A Funny Thing Happened on the Way to Pickup

The first time I went to Israel, I was 16 years old, and the soldiers I saw at checkpoints and on buses looked like big, intimidating men with big, intimidating guns. But something weird happened as I got older; the soldiers, mysteriously, got younger. Now when I see them, I feel like saying to them, “Tattele, did you have a good breakfast this morning? You look a little peckish.” But I don’t say that because it would be weird. But my point is that this is probably why I let the soldier into my apartment in the first place—because I am a Jewish mother and, as such, all Jewish boys are my children.

I was a babysitter at the time of this story, in charge of ten babies and with rapidly deteriorating sanity, because it turned out that while I loved babies with all my heart, I did not love spending six mornings a week with quite so many of them and their incredibly varied desires and the varied tonal quality of their cries. Babysitting, I was realizing more and more each day, was not really my calling in life, but having money to purchase groceries and pay the rent was something I was very interested in, so I soldiered on, taking care of babies in the morning and enduring residual headaches in the afternoon, and if I am to be completely honest, and apparently I am, I would sort of count the hours until pickup.

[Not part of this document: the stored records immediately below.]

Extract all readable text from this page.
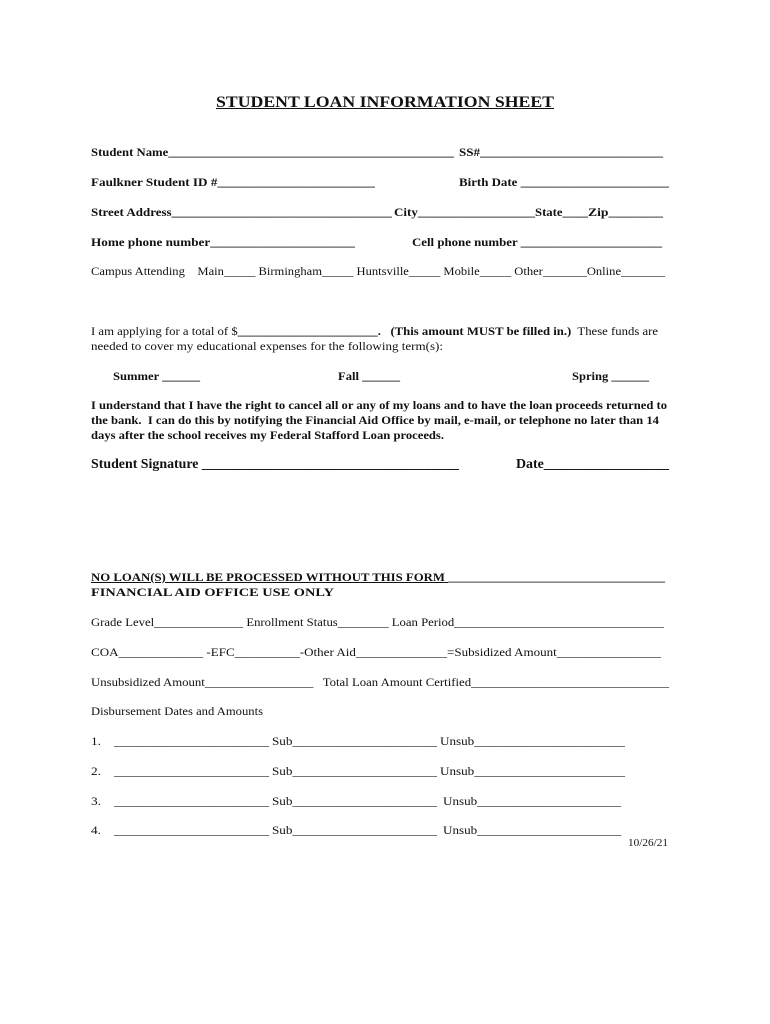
STUDENT LOAN INFORMATION SHEET
Student Name_____________________________________________ SS#____________________________
Faulkner Student ID #________________________	Birth Date _______________________
Street Address__________________________________ City__________________ State____ Zip________
Home phone number______________________	Cell phone number ______________________
Campus Attending    Main_____ Birmingham_____ Huntsville_____ Mobile_____ Other_______Online_______
I am applying for a total of $______________________.   (This amount MUST be filled in.)  These funds are
needed to cover my educational expenses for the following term(s):
Summer ______	Fall ______	Spring ______
I understand that I have the right to cancel all or any of my loans and to have the loan proceeds returned to
the bank.  I can do this by notifying the Financial Aid Office by mail, e-mail, or telephone no later than 14
days after the school receives my Federal Stafford Loan proceeds.
Student Signature _____________________________________	Date__________________
NO LOAN(S) WILL BE PROCESSED WITHOUT THIS FORM __________________________________
FINANCIAL AID OFFICE USE ONLY
Grade Level______________ Enrollment Status________ Loan Period_________________________________
COA_____________ -EFC__________-Other Aid______________=Subsidized Amount________________
Unsubsidized Amount_________________   Total Loan Amount Certified_______________________________
Disbursement Dates and Amounts
1. _______________________ Sub______________________ Unsub_______________________
2. _______________________ Sub______________________ Unsub_______________________
3. _______________________ Sub______________________ Unsub______________________
4. _______________________ Sub______________________ Unsub______________________
10/26/21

Okay, the minutes.

Five minutes and 43 seconds before pickup, there was a pounding on my door. I assumed it was one of the parents, knocking loudly to be heard over the cacophony of not-so-dulcet tones of my knee-high charges, but I checked the peephole, of course, to make sure. Safety first and all that.

It was not a parent. It was a soldier, a boy, his eyes huge and frightened in his white face. As I looked at him through the peephole, I realized that I recognized him. I was pretty sure that his family lived in the apartment one flight down from mine.

Why was he knocking on my door, and why did he look so panicked and sick?
There was only one way to find out. Well, there were two ways of finding out, but yelling, “Why do you look so panicked and sick?” through the closed door was perhaps not a very nice way of finding out, so instead I opened the door.

“Hakol b’seder?” I exhausted most of my not-incredibly-vast Hebrew vocabulary on the very first sentence with which I greeted him.